Variations of basic hill-plot technique simulated the two selection environments, noncompetitive (one oat seed sown/hill) and competitive (1 oat seed plus 30 barley seeds sown/hill). Hill plots sown with 30 oat seeds/hill simulated planting arrangements common to commercial practice and provided a standard by which gains from mass selection were determined.

Direct mass selection was effective for each trait. Actual gains ranged from 15 to 83% of gains predicted from selection among line means in replicated trials. Selection for heavy primary panicles was the most effective method of indirect mass selection for grain yield. In general, the level of interplant competition had little effect on gains from mass selection. Considerations of technique and monetary costs seem of greater importance than interplant competition in the choice of an environment for mass selection in oats.

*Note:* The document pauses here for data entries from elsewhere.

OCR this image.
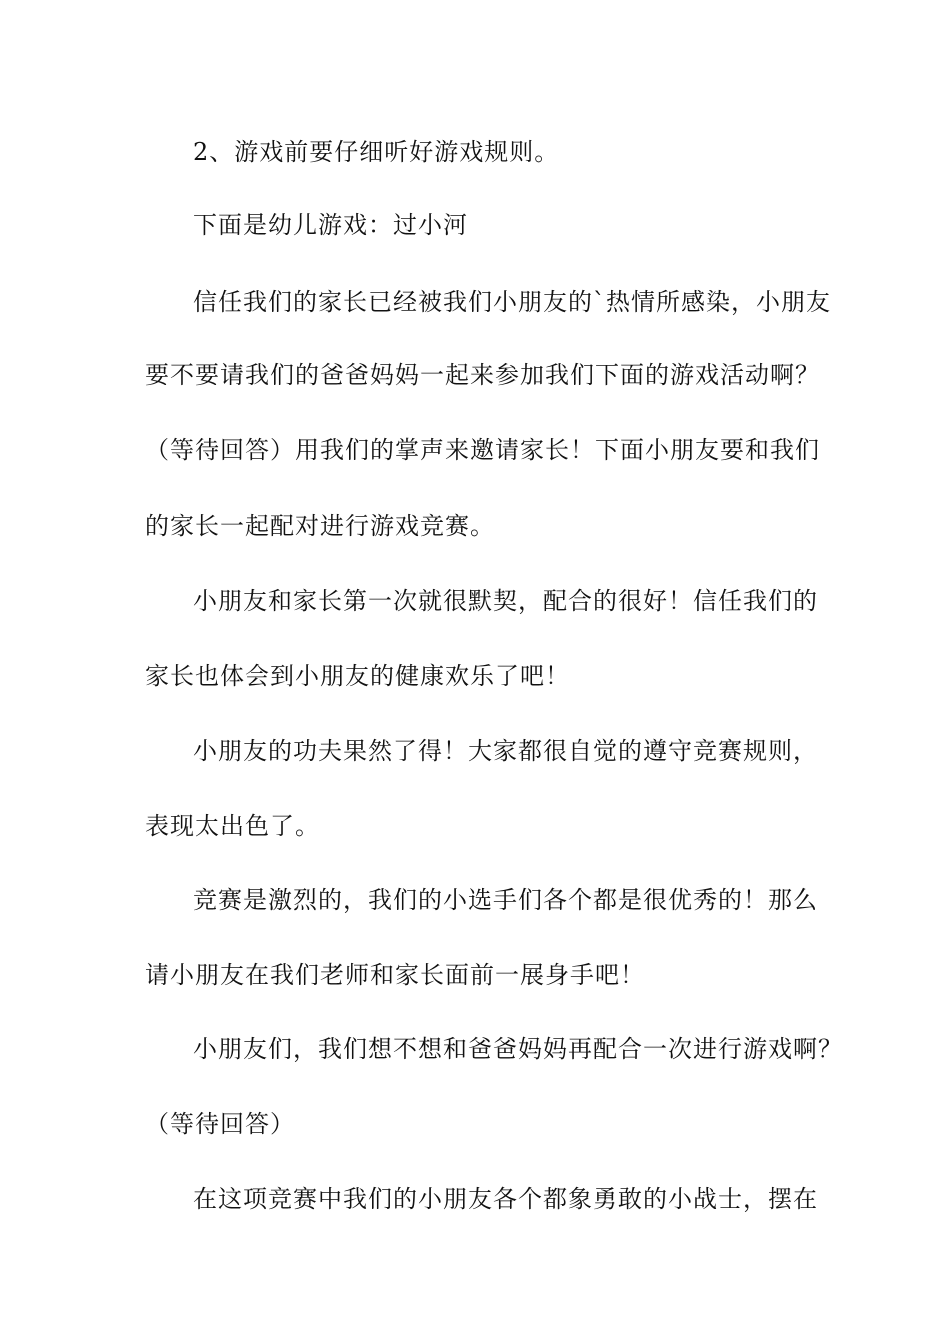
2、游戏前要仔细听好游戏规则。
下面是幼儿游戏：过小河
信任我们的家长已经被我们小朋友的`热情所感染，小朋友
要不要请我们的爸爸妈妈一起来参加我们下面的游戏活动啊？
（等待回答）用我们的掌声来邀请家长！下面小朋友要和我们
的家长一起配对进行游戏竞赛。
小朋友和家长第一次就很默契，配合的很好！信任我们的
家长也体会到小朋友的健康欢乐了吧！
小朋友的功夫果然了得！大家都很自觉的遵守竞赛规则，
表现太出色了。
竞赛是激烈的，我们的小选手们各个都是很优秀的！那么
请小朋友在我们老师和家长面前一展身手吧！
小朋友们，我们想不想和爸爸妈妈再配合一次进行游戏啊？
（等待回答）
在这项竞赛中我们的小朋友各个都象勇敢的小战士，摆在
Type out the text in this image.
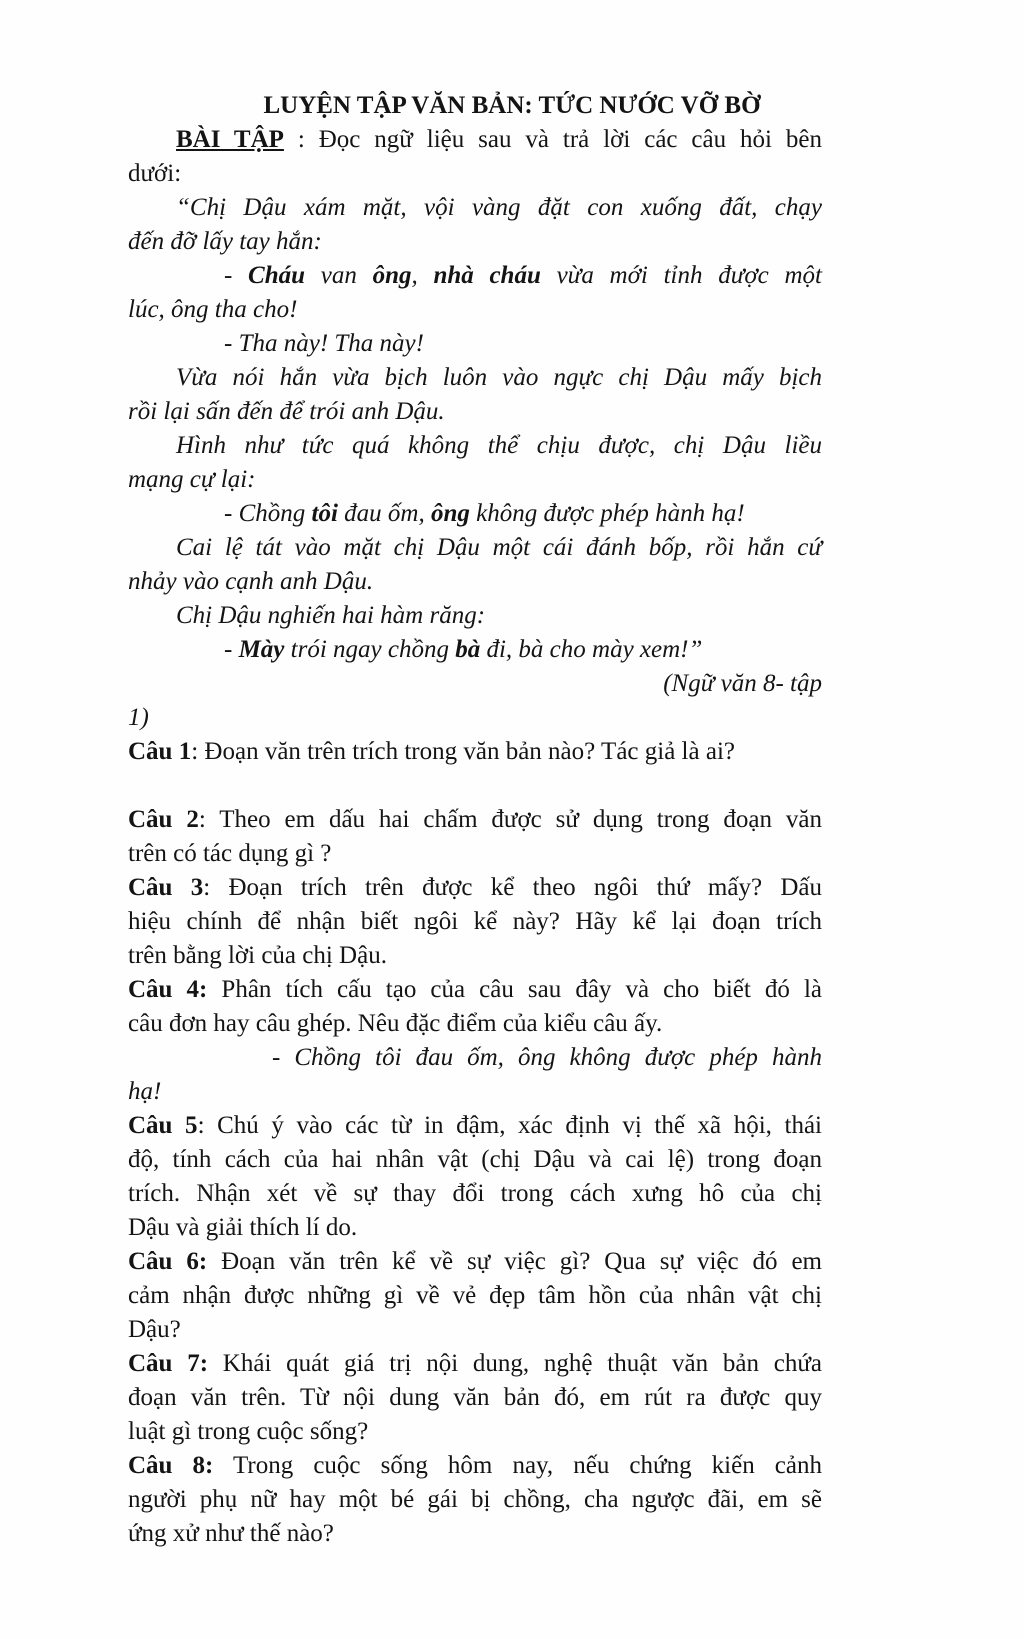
LUYỆN TẬP VĂN BẢN: TỨC NƯỚC VỠ BỜ
BÀI TẬP : Đọc ngữ liệu sau và trả lời các câu hỏi bên
dưới:
“Chị Dậu xám mặt, vội vàng đặt con xuống đất, chạy
đến đỡ lấy tay hắn:
- Cháu van ông, nhà cháu vừa mới tỉnh được một
lúc, ông tha cho!
- Tha này! Tha này!
Vừa nói hắn vừa bịch luôn vào ngực chị Dậu mấy bịch
rồi lại sấn đến để trói anh Dậu.
Hình như tức quá không thể chịu được, chị Dậu liều
mạng cự lại:
- Chồng tôi đau ốm, ông không được phép hành hạ!
Cai lệ tát vào mặt chị Dậu một cái đánh bốp, rồi hắn cứ
nhảy vào cạnh anh Dậu.
Chị Dậu nghiến hai hàm răng:
- Mày trói ngay chồng bà đi, bà cho mày xem!”
(Ngữ văn 8- tập
1)
Câu 1: Đoạn văn trên trích trong văn bản nào? Tác giả là ai?
Câu 2: Theo em dấu hai chấm được sử dụng trong đoạn văn
trên có tác dụng gì ?
Câu 3: Đoạn trích trên được kể theo ngôi thứ mấy? Dấu
hiệu chính để nhận biết ngôi kể này? Hãy kể lại đoạn trích
trên bằng lời của chị Dậu.
Câu 4: Phân tích cấu tạo của câu sau đây và cho biết đó là
câu đơn hay câu ghép. Nêu đặc điểm của kiểu câu ấy.
- Chồng tôi đau ốm, ông không được phép hành
hạ!
Câu 5: Chú ý vào các từ in đậm, xác định vị thế xã hội, thái
độ, tính cách của hai nhân vật (chị Dậu và cai lệ) trong đoạn
trích. Nhận xét về sự thay đổi trong cách xưng hô của chị
Dậu và giải thích lí do.
Câu 6: Đoạn văn trên kể về sự việc gì? Qua sự việc đó em
cảm nhận được những gì về vẻ đẹp tâm hồn của nhân vật chị
Dậu?
Câu 7: Khái quát giá trị nội dung, nghệ thuật văn bản chứa
đoạn văn trên. Từ nội dung văn bản đó, em rút ra được quy
luật gì trong cuộc sống?
Câu 8: Trong cuộc sống hôm nay, nếu chứng kiến cảnh
người phụ nữ hay một bé gái bị chồng, cha ngược đãi, em sẽ
ứng xử như thế nào?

Environmental effects on genotypic expression of grain yield were not sufficiently large to prevent improvement of this trait by mass selection at either level of interplant competition.

Key Words: Avena sativa L. • Heritability • Selection environments


1 Journal paper no. J-8021 of the Iowa Agric. and Home Ec. Exp. St., Ames, IA 50010, project 1,752. Submitted by the senior author in partial fulfillment of the requirements for the Ph.D. degree.

2 Assistant professor of plant breeding, Univ. of Minn., St. Paul, MN 55101 (formerly NDEA fellow, Iowa State Univ.) and Curtiss Distinguished Professor of Agriculture, Iowa State Univ., Ames, respectively.

Received for publication December 6, 1974.